Mas então, pensou a menina, se a criação do fóton não se identifica com o começo-do-mundo, isso quer dizer que o livro de tia Luri estava…errado?
Como se tivesse lido o pensamento dela, ele esclareceu.
– Não é exatamente assim. Não está, como você pensou, totalmente errado. A história que aparece lá na Bíblia, em verdade não diz respeito ao universo onde nós – eu e você – existimos.
– Como assim?
– Bem, possivelmente você deve ter ouvido muitas outras histórias, diferentes, da criação do mundo. Cada civilização cria as suas. Isto é, cada povo em suas origens, desenvolve um modo especial, particular de produzir uma história da criação do mundo, que se costuma chamar mito cosmogônico. Sempre se precisa disso, dessas crenças irracionais, não é mesmo?
Isso, a menina entendeu. O dr Luis tinha explicado essa história da necessidade dos homens de aceitarem alguma crença, sempre associada a alguma forma de poder. Mas isso ela não podia contar para tia Luri. Ela acreditava seriamente, ao pé da letra, tintim por tintim, na história do jeito como era contada lá na Bíblia e certamente não seria ela que iria se opor à tia.
– Quando crescer, vou explicar direitinho para ela. De qualquer modo, mesmo que eu falasse agora ela não iria mesmo acreditar.
Por alguma razão que ela não entendia, Maria Luisa por sua vez, acreditava piamente nessa história de que os fótons tinham realmente sido as primeiras partículas a serem criadas. Depois de se recuperar da estranha sensação de espanto provocada pela afirmação do fóton de que lá nos primórdios do universo havia outras partículas antes dele ter sido criado, tentou ver se reconhecia alguma das partículas que o fóton indicara. Como estava muito escuro, ela conseguiu ver somente umas poucas sombras. Mas não reconheceu nenhum deles.

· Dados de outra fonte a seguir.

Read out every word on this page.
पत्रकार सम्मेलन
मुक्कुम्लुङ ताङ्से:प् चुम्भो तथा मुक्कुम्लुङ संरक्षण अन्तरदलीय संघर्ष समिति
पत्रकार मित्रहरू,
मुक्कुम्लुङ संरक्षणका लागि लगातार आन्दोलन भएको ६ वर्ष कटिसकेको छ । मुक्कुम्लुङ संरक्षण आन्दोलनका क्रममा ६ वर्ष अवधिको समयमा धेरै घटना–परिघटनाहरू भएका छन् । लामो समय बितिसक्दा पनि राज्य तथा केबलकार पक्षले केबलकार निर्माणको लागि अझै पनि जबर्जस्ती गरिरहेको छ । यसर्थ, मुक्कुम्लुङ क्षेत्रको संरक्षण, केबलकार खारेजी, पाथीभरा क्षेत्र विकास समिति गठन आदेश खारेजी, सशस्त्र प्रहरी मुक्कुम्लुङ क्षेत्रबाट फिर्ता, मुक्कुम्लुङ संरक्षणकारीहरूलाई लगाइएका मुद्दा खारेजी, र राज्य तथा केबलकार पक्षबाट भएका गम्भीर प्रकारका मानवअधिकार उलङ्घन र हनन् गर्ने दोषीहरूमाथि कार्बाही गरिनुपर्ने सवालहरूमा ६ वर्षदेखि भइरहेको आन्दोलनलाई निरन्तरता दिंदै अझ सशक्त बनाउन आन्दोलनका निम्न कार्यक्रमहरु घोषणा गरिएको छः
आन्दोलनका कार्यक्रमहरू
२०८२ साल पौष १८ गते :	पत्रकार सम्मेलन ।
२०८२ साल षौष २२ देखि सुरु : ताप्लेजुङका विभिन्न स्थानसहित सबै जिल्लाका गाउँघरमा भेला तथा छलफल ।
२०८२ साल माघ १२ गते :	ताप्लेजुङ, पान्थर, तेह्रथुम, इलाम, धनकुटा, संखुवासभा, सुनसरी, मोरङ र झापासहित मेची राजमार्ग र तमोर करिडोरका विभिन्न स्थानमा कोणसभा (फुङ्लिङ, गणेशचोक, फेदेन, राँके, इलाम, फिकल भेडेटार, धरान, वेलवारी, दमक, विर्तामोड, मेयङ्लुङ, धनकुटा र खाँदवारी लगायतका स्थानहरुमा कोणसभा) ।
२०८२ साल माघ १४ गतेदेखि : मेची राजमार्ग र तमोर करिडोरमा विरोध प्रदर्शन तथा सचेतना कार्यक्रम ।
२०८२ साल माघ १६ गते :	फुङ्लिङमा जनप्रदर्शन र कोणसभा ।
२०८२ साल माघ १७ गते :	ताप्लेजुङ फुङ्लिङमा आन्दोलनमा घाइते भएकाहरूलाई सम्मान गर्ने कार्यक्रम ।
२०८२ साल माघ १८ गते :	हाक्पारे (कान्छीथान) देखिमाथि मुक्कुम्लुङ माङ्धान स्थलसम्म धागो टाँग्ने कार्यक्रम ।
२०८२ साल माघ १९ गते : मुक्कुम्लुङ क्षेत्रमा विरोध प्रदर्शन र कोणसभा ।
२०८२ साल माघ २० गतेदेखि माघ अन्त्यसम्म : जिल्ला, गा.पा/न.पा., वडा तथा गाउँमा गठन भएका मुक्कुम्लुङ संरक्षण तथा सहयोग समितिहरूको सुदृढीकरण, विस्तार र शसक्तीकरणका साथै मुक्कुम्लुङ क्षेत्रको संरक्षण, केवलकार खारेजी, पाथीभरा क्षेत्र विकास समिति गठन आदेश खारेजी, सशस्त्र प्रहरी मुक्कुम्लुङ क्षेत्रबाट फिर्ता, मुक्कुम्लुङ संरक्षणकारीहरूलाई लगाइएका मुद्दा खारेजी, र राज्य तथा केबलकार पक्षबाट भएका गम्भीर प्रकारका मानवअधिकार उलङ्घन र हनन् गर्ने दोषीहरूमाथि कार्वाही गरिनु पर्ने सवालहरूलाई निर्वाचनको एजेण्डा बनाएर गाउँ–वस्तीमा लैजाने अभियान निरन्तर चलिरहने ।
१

O fóton viu a menina pensativa, e ao perceber que ela não tinha entendido, resolveu acrescentar:
“Ou eu não existia ou talvez tenha esquecido. De qualquer modo é a mesma coisa, acrescentou. E, como ela tivesse feito uma cara de espanto maior ainda, achou melhor explicar.
“Você sabe que eu também esqueço certas coisas. Principalmente quando entro em contato direto, em interação com outras partículas. Ou então, nunca se sabe de verdade, não é?, eu talvez não existisse mesmo. De qualquer modo o efeito não muda. Bom, só que a tal de …
Ela parou de escutar o que o fóton dizia. Ele parecia muito arrogante. Com que então o mundo só passou a existir quando ele foi criado! ou, pior ainda, que o mundo só começa a ter uma história a partir do momento que ele se lembra….Ora vejam só! Como diz tia Luri, pretensão e água-benta!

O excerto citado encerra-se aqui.